Um den Zeitplan zu retten, fangen die Arbeiter an der Landesstraße 415 zwischen Oberndorf und Lindenhof morgens oft früher an. Aber reicht das?
Der Sommer zeigt sich inzwischen wieder von seiner besseren Seite, doch in den vergangenen Wochen war auch in Oberndorf viel Regen angesagt. Mieses Wetter, auf das insbesondere Asphaltier- und Straßenbau-Unternehmen verzichten können.
Da stellt sich die Frage, ob das Auswirkungen auf die Arbeiten an der L 415 zwischen Oberndorf und Lindenhof hat. Denn oft heißt es vom Straßenbau bei Maßnahmen dieser Art: „Wir können den Zeitplan einhalten – wenn das Wetter mitspielt.“ Ist nun mit Verzögerungen zu rechnen?
Nach derzeitigem Stand kann das Ziel noch erreicht werden
Das verregnete Wetter machte es der Firma Strabag aus Freudenstadt nicht gerade leicht, wie Joachim Hilser vom Straßenbauamt Rottweil erklärt. An manchen Tagen mussten die Arbeiten aufgrund des Regens früher beendet werden. Im Gegenzug wurde am nächsten Tag früher angefangen oder später aufgehört. „Wir kamen noch mal richtig ins Schwitzen, ob das trotz des Regens auch rechtzeitig fertig wird.“
Die Strategie war erfolgreich, wie Hilser weiter erklärt. Der Zeitplan kann bisher eingehalten werden. Das Ziel, die Arbeiten Mitte September abzuschließen, wird nach derzeitigem Stand also erreicht.
Fast 9000 Autofahrer täglich werden umgeleitet
Vergangene Woche wurde ein Großteil der Asphaltarbeiten abgeschlossen. Im nächsten Schritt werden die Schutzplanken und die Fahrbahnmarkierungen angebracht. Sind diese Arbeiten erledigt, rückt die Firma Strabag noch mal an und erledigt die letzten Asphaltarbeiten in den Randbereichen der Landesstraße 415.
Der Baubereich ist etwa zwei Kilometer lang und erstreckt sich von der Wasserfallbrücke bis etwa 100 Meter vor der Einmündung der Ringstraße.
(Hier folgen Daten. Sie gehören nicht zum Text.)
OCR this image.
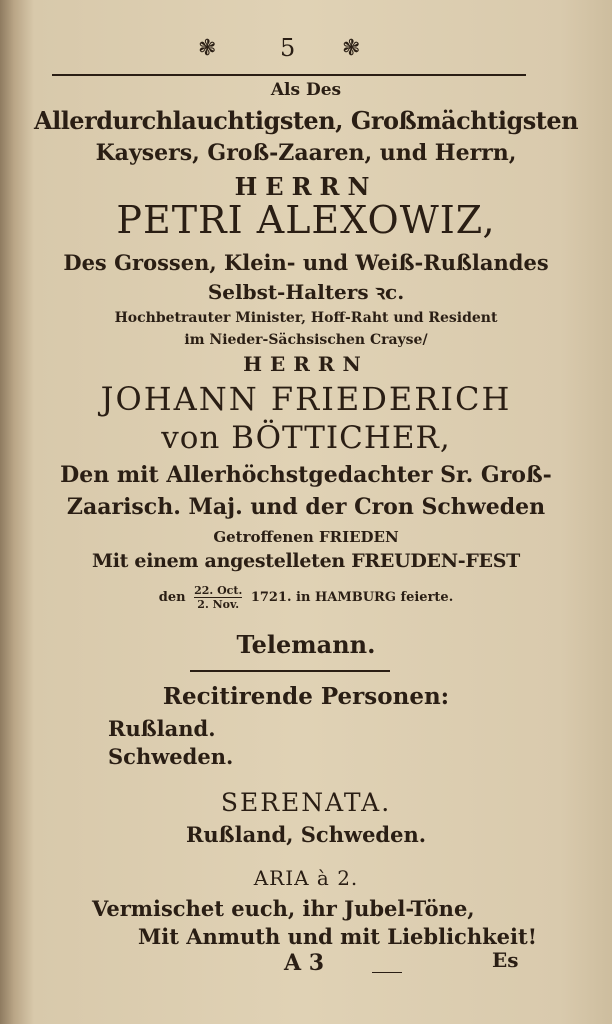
❃	5 ❃
Als Des
Allerdurchlauchtigsten, Großmächtigsten
Kaysers, Groß-Zaaren, und Herrn,
HERRN
PETRI ALEXOWIZ,
Des Grossen, Klein- und Weiß-Rußlandes
Selbst-Halters ꝛc.
Hochbetrauter Minister, Hoff-Raht und Resident
im Nieder-Sächsischen Crayse/
HERRN
JOHANN FRIEDERICH
von BÖTTICHER,
Den mit Allerhöchstgedachter Sr. Groß-
Zaarisch. Maj. und der Cron Schweden
Getroffenen FRIEDEN
Mit einem angestelleten FREUDEN-FEST
den 22. Oct.
2. Nov. 1721. in HAMBURG feierte.
Telemann.
Recitirende Personen:
Rußland.
Schweden.
SERENATA.
Rußland, Schweden.
ARIA à 2.
Vermischet euch, ihr Jubel-Töne,
Mit Anmuth und mit Lieblichkeit!
A 3	Es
Die Kosten für die Maßnahme liegen bei rund bei 1,2 Millionen Euro.
Einige Fahrer nehmen eine unerlaubte Abkürzung
Rund 8900 Fahrer, die normalerweise täglich auf der Strecke unterwegs sind, müssen aufgrund der Bauarbeiten weite Umwege in Kauf nehmen. Der Auto- und Busverkehr wird über eine 15 Kilometer lange Strecke umgeleitet, Lastwagenfahrer müssen 20 Kilometer mehr fahren.
Die Strecke über den Stockbrunnen, die – so hört man – von einigen Autofahrern unerlaubter Weise genutzt wird, sei keine Alternative für eine Umleitung, erklärt Joachim Hilser weiter. Die Strecke sei nur für Anlieger frei und die Fahrbahn von der Tragfähigkeit nicht für die dadurch entstehende Auslastung ausgelegt.